# Final Project Features

### Data Processing

In [1]:
import pandas as pd
import numpy as np
import statsmodels.api as sm
import datetime
import functools
from scipy.stats import pearsonr
import matplotlib.pyplot as plt
import seaborn as sns
import scipy.stats as stats
from statsmodels.stats.stattools import durbin_watson

In [2]:
path_to_trade_data = 'D:/academics/trading/final/trade_data/'
where_to_save_data = 'features/'

### Functions

In [3]:
def clean_etf_df(etf_df):
    """take etf dataframe and clean it up."""

    etf_trades.drop('SYM_SUFFIX',axis=1,inplace=True)
    etf_trades.dropna(inplace=True)

    etf_df['DATE'] = pd.to_datetime(etf_df['DATE'],format='%Y%m%d')
    etf_df['received'] = etf_df['DATE'].astype(str)+' '+etf_df['TIME_M']
    etf_df['received'] = etf_df['received'].apply(pd.Timestamp)

    etf_df['bid_ask_spread'] = etf_df['NBO']-etf_df['NBB']
    etf_df['bid_ask_over_price'] = etf_df['bid_ask_spread']/etf_df['PRICE']
    etf_df['bid_ask_over_price_timestamp_sum'] = etf_df.groupby('received')['bid_ask_over_price'].transform(sum)
    etf_df['bid_ask_spread_timestamp_sum'] = etf_df.groupby('received')['bid_ask_spread'].transform(sum)
    etf_df['dummy'] =1
    etf_df['timestamp_count'] = etf_df.groupby('received')['dummy'].transform(sum) # trades per timestamp
    etf_df['timestamp_volume'] = etf_df.groupby('received')['SIZE'].transform(sum) # volume in timestamp

    etf_df.sort_values(['received','TR_SEQNUM'],inplace=True)
    etf_df['cumulative_trade_count'] = etf_df['dummy'].cumsum()
    etf_df['cumulative_volume'] = etf_df['SIZE'].cumsum() # cumulative volume

    for i in [1,2]:  # 1 lag, then 2 lag
        where0 = (etf_df.LeeReady==0)
        lag = etf_df.shift(i)
        # curr price is lower than prev price (seller initiated (-1))
        etf_df[f"lag{i}"] = (etf_df[where0].PRICE < lag[where0].PRICE) * -1
        # curr price is higher than prev price (buyer initiated (+1))
        etf_df[f"lag{i}"] += (etf_df[where0].PRICE > lag[where0].PRICE) * 1
        etf_df[f"lag{i}"] = etf_df[f"lag{i}"].fillna(0)

        etf_df.LeeReady += etf_df[f"lag{i}"]
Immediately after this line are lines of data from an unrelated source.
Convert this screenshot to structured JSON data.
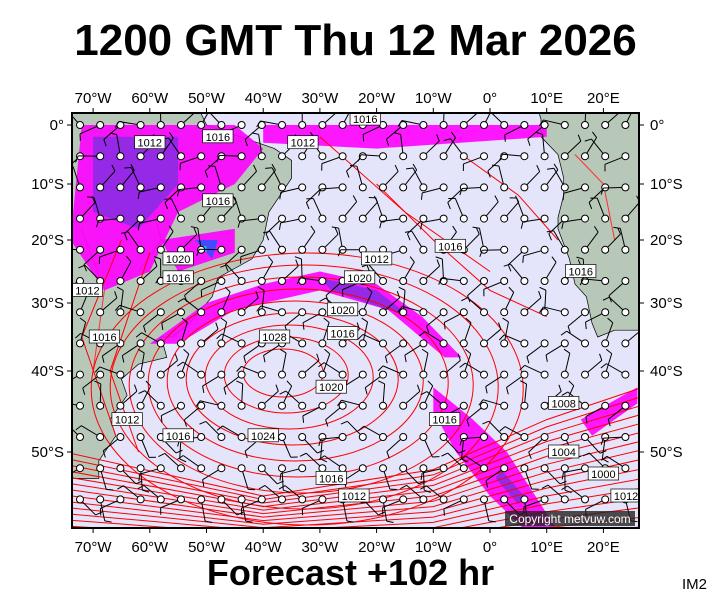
{
  "header": {
    "title": "1200 GMT Thu 12 Mar 2026"
  },
  "footer": {
    "forecast": "Forecast +102 hr",
    "image_code": "IM2"
  },
  "map": {
    "type": "surface pressure and precipitation forecast",
    "region": "South Atlantic",
    "lon_labels_top": [
      "70°W",
      "60°W",
      "50°W",
      "40°W",
      "30°W",
      "20°W",
      "10°W",
      "0°",
      "10°E",
      "20°E"
    ],
    "lon_labels_bottom": [
      "70°W",
      "60°W",
      "50°W",
      "40°W",
      "30°W",
      "20°W",
      "10°W",
      "0°",
      "10°E",
      "20°E"
    ],
    "lat_labels_left": [
      "0°",
      "10°S",
      "20°S",
      "30°S",
      "40°S",
      "50°S"
    ],
    "lat_labels_right": [
      "0°",
      "10°S",
      "20°S",
      "30°S",
      "40°S",
      "50°S"
    ],
    "isobar_labels": [
      "1016",
      "1016",
      "1012",
      "1012",
      "1016",
      "1016",
      "1020",
      "1020",
      "1016",
      "1012",
      "1020",
      "1016",
      "1016",
      "1012",
      "1028",
      "1024",
      "1020",
      "1016",
      "1012",
      "1016",
      "1016",
      "1012",
      "1008",
      "1004",
      "1000",
      "1012",
      "1016"
    ],
    "copyright": "Copyright metvuw.com",
    "colors": {
      "ocean": "#e4e4fa",
      "land": "#b8c8b8",
      "isobar": "#ff0000",
      "precip_light": "#ff00ff",
      "precip_medium": "#8a2be2",
      "precip_heavy": "#3050ff",
      "precip_extreme": "#00e0e0"
    }
  }
}
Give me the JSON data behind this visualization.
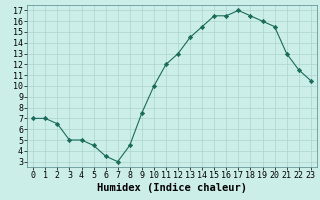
{
  "x": [
    0,
    1,
    2,
    3,
    4,
    5,
    6,
    7,
    8,
    9,
    10,
    11,
    12,
    13,
    14,
    15,
    16,
    17,
    18,
    19,
    20,
    21,
    22,
    23
  ],
  "y": [
    7.0,
    7.0,
    6.5,
    5.0,
    5.0,
    4.5,
    3.5,
    3.0,
    4.5,
    7.5,
    10.0,
    12.0,
    13.0,
    14.5,
    15.5,
    16.5,
    16.5,
    17.0,
    16.5,
    16.0,
    15.5,
    13.0,
    11.5,
    10.5
  ],
  "xlabel": "Humidex (Indice chaleur)",
  "ylabel": "",
  "xlim": [
    -0.5,
    23.5
  ],
  "ylim": [
    2.5,
    17.5
  ],
  "yticks": [
    3,
    4,
    5,
    6,
    7,
    8,
    9,
    10,
    11,
    12,
    13,
    14,
    15,
    16,
    17
  ],
  "xticks": [
    0,
    1,
    2,
    3,
    4,
    5,
    6,
    7,
    8,
    9,
    10,
    11,
    12,
    13,
    14,
    15,
    16,
    17,
    18,
    19,
    20,
    21,
    22,
    23
  ],
  "line_color": "#1a6b5a",
  "marker": "D",
  "marker_size": 2.2,
  "bg_color": "#cceee8",
  "grid_color": "#aad4cc",
  "label_fontsize": 7.5,
  "tick_fontsize": 6.0
}
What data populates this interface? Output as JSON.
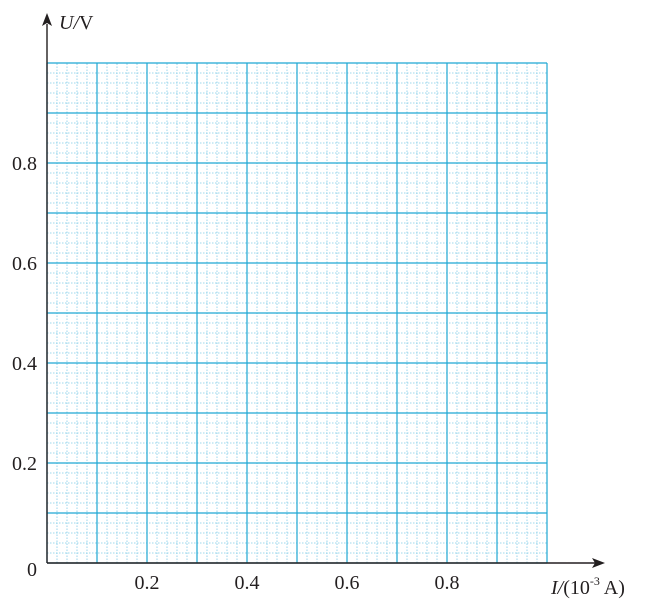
{
  "chart_data": {
    "type": "scatter",
    "title": "",
    "x_axis": {
      "variable": "I",
      "separator": "/",
      "unit_open": "(10",
      "unit_exp": "-3",
      "unit_close": " A)",
      "range": [
        0,
        1.0
      ],
      "major_step": 0.1,
      "minor_step": 0.02,
      "tick_labels": [
        "0.2",
        "0.4",
        "0.6",
        "0.8"
      ],
      "tick_values": [
        0.2,
        0.4,
        0.6,
        0.8
      ]
    },
    "y_axis": {
      "variable": "U",
      "separator": "/",
      "unit": "V",
      "range": [
        0,
        1.0
      ],
      "major_step": 0.1,
      "minor_step": 0.02,
      "tick_labels": [
        "0.2",
        "0.4",
        "0.6",
        "0.8"
      ],
      "tick_values": [
        0.2,
        0.4,
        0.6,
        0.8
      ]
    },
    "origin_label": "0",
    "grid": true,
    "series": [],
    "colors": {
      "grid_major": "#1ea6d3",
      "grid_minor": "#7fcbe8",
      "axis": "#231f20",
      "text": "#231f20"
    }
  }
}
    etf_df = etf_df.drop(columns=[f"lag{i}"])

    etf_df['direction_size'] = etf_df['SIZE']*etf_df['LeeReady']
    etf_df['direction_size'] = etf_df.groupby('received')['direction_size'].transform(sum) # sum per timestamp
    
    etf_df['dollar_direction'] = etf_df['PRICE']*etf_df['SIZE']*etf_df['LeeReady']
    etf_df['dollar_direction'] = etf_df.groupby('received')['dollar_direction'].transform(sum) # sum per timestamp
    
    etf_df = etf_df.groupby('received').tail(1) # take last trade per timestamp
    etf_df.set_index('received',inplace=True) # set index to received timestamp

    time_criteria = (((etf_df.index.hour >= 9)&(etf_df.index.minute >= 30))|
                     (etf_df.index.hour>9))&(etf_df.index.hour < 16)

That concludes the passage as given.